Housing Rights Initiative has generated five lawsuits against Kushner Companies, which is owned by President Trump’s son-in-law Jared Kushner, alleging it has been squeezing tenants to bolster its own bottom line.
To date, HRI has pursued two class action suits on behalf of tenants at 89 Hicks Street and 18 Sidney Place in Brooklyn. In 2018, five tenants of 89 Hicks won class action status to claim around $88,000 from Kushner for allegedly illegally deregulating their apartments and hiking up the rent.
That case is still ongoing and HRI announced this morning that it has now secured class action status for the 18 Sidney Place case, calling it a “triumph for tenants.”
“This class certification is the most consequential development in our four-year investigation into Kushner Companies,” said Aaron Carr, founder and executive director of Housing Rights Initiative. “This is not the end, it’s only the beginning. The floodgates are officially opened.”

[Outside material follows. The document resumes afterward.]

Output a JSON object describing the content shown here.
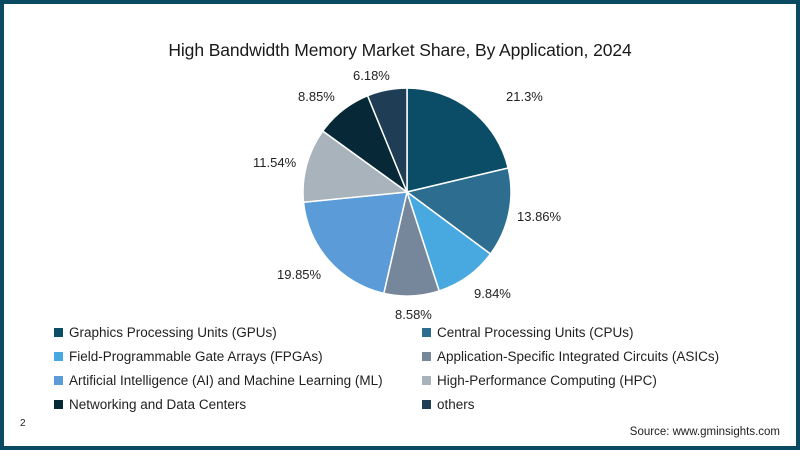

The suit, filed by Newman Ferrara LLP, alleges Kushner Companies overcharged 18 Sidney tenants and could owe them as much as $2 million in back payments.
Kushner Companies acquired the building in 2014 as part of a package sold by the Brooklyn Law School. Since the building was previously used as student housing, the units were temporarily exempt from rent stabilization laws. However, once Kushner Companies purchased the buildings, all of the units were required to be returned to rent stabilization.
According to HRI, Kushner Companies registered only 11 percent of its units as rent-stabilized, instead of the 100 percent required by law.
Throughout the legal saga, Kushner has denied knowingly withholding any information from the city and attributing any rent irregularities to third party firms hired to do the paperwork.
In response to the class action announcement this morning, Kushner’s general counsel, Christopher W. Smith said, “All of the units at 18 Sidney were rented at appropriate rates and in accordance with applicable law – including every facet of New York’s Rent Stabilization Laws and Rent Stabilization Code.
“The plaintiffs and their politically motivated enablers have intentionally misrepresented and misinterpreted governing law in an effort to convert lawful market-rate units into rent-regulated units.”
Since being named Special Advisor to the President in 2017, Jared Kushner has not been involved in the day-to-day operation of his family’s firm. He also sold his share of WiredScore, a company that uses a rating system for technological capacity in commercial buildings.
As a special advisor to the president of the United States, he has been credited with crafting a criminal-justice reform bill, negotiating new trade deals with Canada and Mexico and repositioning America’s relationships with Saudi Arabia and Israel to redirect political thinking.